Methods: The presence and association of HPV was investigated in HNSCC patients in this retrospective clinical study. Samples were obtained from archived biopsies and resections. HPV screening was performed by the use of polymerase chain reaction (PCR) using the GP5+/GP6+ and the SPF1/2 consensus as primers and by immunohistochemistry (IHC). Samples of viral warts that were IHC positive for HPV and fibroepethelial polyps (FEP) were used, as positive and negative controls, respectively.
Results: The cohort included 124 patients with HNSCC with an age range of 27–97 years (median, 60 years) and a male to female ratio of 2:1. Among the 124 HNSCC, 43/124 (34.7%) were from the tongue, 74/124 (60%) presented with advanced stage III or IV disease, 112/124 (90%) had a conventional phenotype, 84/124 (68%) were moderately differentiated, and 89/124 (72%) had bands or cords at the invasive front. Of the 124 patients with HNSCC, 84/124 (68%) demonstrated the presence of HPV, 0/124 (0%) was for oral squamous cell carcinomas (OSCC). HPV16 was the associated virus type in all positive samples. However, no significant association was observed between HPV positivity and other clinico-pathological variables including age and gender of the patients, stage, and malignancy differentiation.

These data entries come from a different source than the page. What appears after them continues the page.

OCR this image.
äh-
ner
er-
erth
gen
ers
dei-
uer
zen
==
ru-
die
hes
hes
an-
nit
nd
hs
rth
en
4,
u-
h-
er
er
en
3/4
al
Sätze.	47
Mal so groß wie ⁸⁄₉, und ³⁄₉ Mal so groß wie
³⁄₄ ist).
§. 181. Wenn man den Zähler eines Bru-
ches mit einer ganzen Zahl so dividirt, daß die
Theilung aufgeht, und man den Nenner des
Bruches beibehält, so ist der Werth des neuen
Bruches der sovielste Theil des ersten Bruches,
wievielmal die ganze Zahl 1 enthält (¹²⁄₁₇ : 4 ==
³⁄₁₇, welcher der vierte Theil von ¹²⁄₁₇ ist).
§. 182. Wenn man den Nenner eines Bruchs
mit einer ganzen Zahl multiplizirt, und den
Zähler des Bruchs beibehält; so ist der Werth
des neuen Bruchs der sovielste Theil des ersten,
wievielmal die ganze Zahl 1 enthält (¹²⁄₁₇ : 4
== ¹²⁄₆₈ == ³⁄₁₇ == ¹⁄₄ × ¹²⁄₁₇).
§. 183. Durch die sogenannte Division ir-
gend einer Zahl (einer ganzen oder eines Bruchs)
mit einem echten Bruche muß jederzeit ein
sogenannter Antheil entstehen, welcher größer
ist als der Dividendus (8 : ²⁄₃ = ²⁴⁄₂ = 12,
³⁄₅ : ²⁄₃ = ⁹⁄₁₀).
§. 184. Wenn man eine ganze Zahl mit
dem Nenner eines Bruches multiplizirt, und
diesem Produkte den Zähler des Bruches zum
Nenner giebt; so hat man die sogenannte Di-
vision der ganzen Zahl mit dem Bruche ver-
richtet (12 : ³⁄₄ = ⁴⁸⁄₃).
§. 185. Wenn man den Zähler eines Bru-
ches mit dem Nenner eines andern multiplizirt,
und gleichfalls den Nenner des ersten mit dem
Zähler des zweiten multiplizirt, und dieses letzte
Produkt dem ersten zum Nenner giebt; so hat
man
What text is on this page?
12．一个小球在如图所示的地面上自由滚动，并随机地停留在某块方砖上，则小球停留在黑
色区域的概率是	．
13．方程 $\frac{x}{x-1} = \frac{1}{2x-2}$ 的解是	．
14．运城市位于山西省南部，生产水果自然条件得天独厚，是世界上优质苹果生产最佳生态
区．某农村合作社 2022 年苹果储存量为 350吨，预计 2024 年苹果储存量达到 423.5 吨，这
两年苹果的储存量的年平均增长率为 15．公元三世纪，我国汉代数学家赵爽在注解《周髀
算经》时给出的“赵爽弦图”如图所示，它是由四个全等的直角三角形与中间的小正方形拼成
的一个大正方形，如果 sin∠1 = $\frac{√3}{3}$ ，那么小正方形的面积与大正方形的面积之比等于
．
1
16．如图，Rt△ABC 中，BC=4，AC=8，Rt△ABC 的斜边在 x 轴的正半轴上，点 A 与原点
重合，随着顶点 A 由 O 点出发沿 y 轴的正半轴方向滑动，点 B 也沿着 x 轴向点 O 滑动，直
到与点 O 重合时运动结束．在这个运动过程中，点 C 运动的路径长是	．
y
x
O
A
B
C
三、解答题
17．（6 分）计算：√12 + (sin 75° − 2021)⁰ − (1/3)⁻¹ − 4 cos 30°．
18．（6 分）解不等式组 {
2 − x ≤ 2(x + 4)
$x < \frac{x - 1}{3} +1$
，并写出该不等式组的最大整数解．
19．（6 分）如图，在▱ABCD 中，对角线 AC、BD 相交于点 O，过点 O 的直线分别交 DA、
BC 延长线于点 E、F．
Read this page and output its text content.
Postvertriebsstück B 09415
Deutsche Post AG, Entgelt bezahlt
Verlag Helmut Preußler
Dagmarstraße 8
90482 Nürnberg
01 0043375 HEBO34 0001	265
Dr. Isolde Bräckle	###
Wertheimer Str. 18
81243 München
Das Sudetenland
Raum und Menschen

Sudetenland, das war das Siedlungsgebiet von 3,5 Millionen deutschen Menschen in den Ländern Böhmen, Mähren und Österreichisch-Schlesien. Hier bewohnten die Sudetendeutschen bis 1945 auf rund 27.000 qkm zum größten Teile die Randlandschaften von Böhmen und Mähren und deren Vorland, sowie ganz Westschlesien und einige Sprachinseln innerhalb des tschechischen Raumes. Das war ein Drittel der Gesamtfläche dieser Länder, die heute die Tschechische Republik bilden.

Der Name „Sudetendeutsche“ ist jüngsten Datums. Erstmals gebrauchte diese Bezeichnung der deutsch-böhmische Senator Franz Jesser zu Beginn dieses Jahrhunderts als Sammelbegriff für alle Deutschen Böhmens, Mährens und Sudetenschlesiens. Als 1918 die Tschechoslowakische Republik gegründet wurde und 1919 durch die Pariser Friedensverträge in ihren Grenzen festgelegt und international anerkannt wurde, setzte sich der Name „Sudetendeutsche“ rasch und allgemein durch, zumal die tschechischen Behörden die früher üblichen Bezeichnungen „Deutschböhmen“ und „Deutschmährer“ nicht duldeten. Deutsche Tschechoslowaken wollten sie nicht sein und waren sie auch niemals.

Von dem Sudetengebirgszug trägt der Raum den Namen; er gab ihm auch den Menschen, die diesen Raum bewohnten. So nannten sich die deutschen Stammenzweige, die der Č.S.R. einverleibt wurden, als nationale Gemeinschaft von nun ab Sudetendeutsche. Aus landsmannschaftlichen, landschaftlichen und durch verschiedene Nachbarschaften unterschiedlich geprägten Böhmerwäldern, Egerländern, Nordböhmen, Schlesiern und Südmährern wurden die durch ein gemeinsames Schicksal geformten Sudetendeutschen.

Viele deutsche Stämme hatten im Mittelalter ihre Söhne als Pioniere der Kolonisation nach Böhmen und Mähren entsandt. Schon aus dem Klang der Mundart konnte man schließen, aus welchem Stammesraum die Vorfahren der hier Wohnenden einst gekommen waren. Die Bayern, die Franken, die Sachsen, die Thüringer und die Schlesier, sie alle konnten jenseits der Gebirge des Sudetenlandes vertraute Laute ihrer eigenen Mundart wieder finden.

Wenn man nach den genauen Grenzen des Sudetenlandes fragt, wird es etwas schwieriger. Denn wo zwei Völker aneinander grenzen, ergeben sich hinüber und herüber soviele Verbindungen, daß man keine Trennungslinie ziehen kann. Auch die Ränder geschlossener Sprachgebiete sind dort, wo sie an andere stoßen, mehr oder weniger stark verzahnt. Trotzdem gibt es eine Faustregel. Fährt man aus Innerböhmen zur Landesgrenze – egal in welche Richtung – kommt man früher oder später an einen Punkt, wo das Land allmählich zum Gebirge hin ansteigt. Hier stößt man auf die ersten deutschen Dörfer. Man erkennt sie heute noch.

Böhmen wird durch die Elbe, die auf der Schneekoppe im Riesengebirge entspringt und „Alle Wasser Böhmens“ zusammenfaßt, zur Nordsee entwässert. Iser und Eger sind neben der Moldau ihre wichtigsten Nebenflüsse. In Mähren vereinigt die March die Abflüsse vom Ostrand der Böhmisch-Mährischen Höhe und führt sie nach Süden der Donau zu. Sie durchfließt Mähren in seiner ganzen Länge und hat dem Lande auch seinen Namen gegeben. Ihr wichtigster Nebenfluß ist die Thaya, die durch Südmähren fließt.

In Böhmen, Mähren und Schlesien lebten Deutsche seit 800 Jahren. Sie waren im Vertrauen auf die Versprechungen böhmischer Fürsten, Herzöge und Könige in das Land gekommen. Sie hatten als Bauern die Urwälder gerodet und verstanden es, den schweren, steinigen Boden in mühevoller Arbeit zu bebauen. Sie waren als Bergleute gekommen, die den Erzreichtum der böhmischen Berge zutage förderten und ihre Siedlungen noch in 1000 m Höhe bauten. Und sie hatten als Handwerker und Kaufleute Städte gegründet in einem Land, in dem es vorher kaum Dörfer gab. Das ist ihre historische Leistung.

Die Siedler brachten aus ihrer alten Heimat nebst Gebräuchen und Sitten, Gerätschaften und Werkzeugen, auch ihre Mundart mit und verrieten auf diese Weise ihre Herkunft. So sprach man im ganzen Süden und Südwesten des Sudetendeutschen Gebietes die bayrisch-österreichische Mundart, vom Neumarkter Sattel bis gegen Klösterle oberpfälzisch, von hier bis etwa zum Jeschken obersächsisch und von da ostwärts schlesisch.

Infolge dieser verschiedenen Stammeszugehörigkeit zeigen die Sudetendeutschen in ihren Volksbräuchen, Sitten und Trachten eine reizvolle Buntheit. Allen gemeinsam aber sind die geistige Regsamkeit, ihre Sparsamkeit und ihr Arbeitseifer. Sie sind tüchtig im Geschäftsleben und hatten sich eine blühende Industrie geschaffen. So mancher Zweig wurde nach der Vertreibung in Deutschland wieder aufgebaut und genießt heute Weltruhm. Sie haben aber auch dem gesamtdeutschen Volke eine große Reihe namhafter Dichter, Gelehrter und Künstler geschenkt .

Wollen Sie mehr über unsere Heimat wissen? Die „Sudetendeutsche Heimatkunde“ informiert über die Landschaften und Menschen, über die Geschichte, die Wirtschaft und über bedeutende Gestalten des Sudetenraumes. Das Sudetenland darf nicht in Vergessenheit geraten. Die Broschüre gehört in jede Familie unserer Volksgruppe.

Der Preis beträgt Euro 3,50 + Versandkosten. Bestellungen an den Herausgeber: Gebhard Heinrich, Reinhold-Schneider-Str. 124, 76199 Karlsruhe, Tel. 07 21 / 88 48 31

Conclusion: The results we provide suggest that HPV infection is low in HNSCC, in general, and absent in OSCC, specifically, in this UK population during this time period. This implies that HPV infection may not play an important role in HNSCC carcinogenesis compared to other risk factors in UK population. This information can aid in more effective treatment approaches for treating UK cases of HNSCC.
Keywords: Carcinogenesis, head and neck neoplasms, mouth neoplasms, papillomaviridae, risk factors, squamous cell carcinoma of head and neck, United Kingdom
Key Message Human papillomavirus infection may not play an important role in the etiology of head and neck squamous cell carcinoma in a UK population. This could aid in targeted therapy of these cancers.
Head and neck cancer (HNC) is a group of cancers that afflict the diverse structures in the head and neck region. Such tumors may originate in the oral tissues, nasal cavity, throat, larynx, and the salivary glands. Globally, HNC is the ninth most common cancer and accounts for more than 90% of squamous cell carcinomas.[1] head and neck squamous cell carcinoma (HNSCC) has been associated to environmental risk factors such as tobacco and alcohol.[2] However, there is a small population (15–20%) of HNSCC that occur in people who do not smoke and consume alcohol, suggesting that other factors, such as human papillomavirus (HPV) may play a role.[3],[4],[5]
The association between HNSCC and HPV was first suggested by Syrjanen et al. in 1983, when he noted microscopic histopathological changes normally associated with HPV infection (koilocytes) in HNSCC lesions.[6] A couple of years later, Loning et al. confirmed this association when he isolated HPV DNA in both premalignant and malignant oral lesions using in situ hybridization.[7] Since then, HPV has been implicated in HNC and oropharyngeal cancer type.[1],[8],[9] The mechanisms by which it works differ greatly from those of alcohol and tobacco users.[10]
HPV is a diverse group of viruses from the papillomaviridae family. There is an estimated 100 human HPV types, although a larger number is presumed to exist, but these have not been fully sequenced.[11] HPV's role in the etiology of carcinogenesis was first identified in cervical cancer where more than 90% of these cancers can be associated to HPV infection.[12] Clues such as the detection of HPV16 and 18 DNA sequences in cell lines derived from cervical carcinoma and their involvement in altered cell growth because of cellular mutations and altered genomic integrity, sustain the role of HPV in cervical carcinoma.[13],[14]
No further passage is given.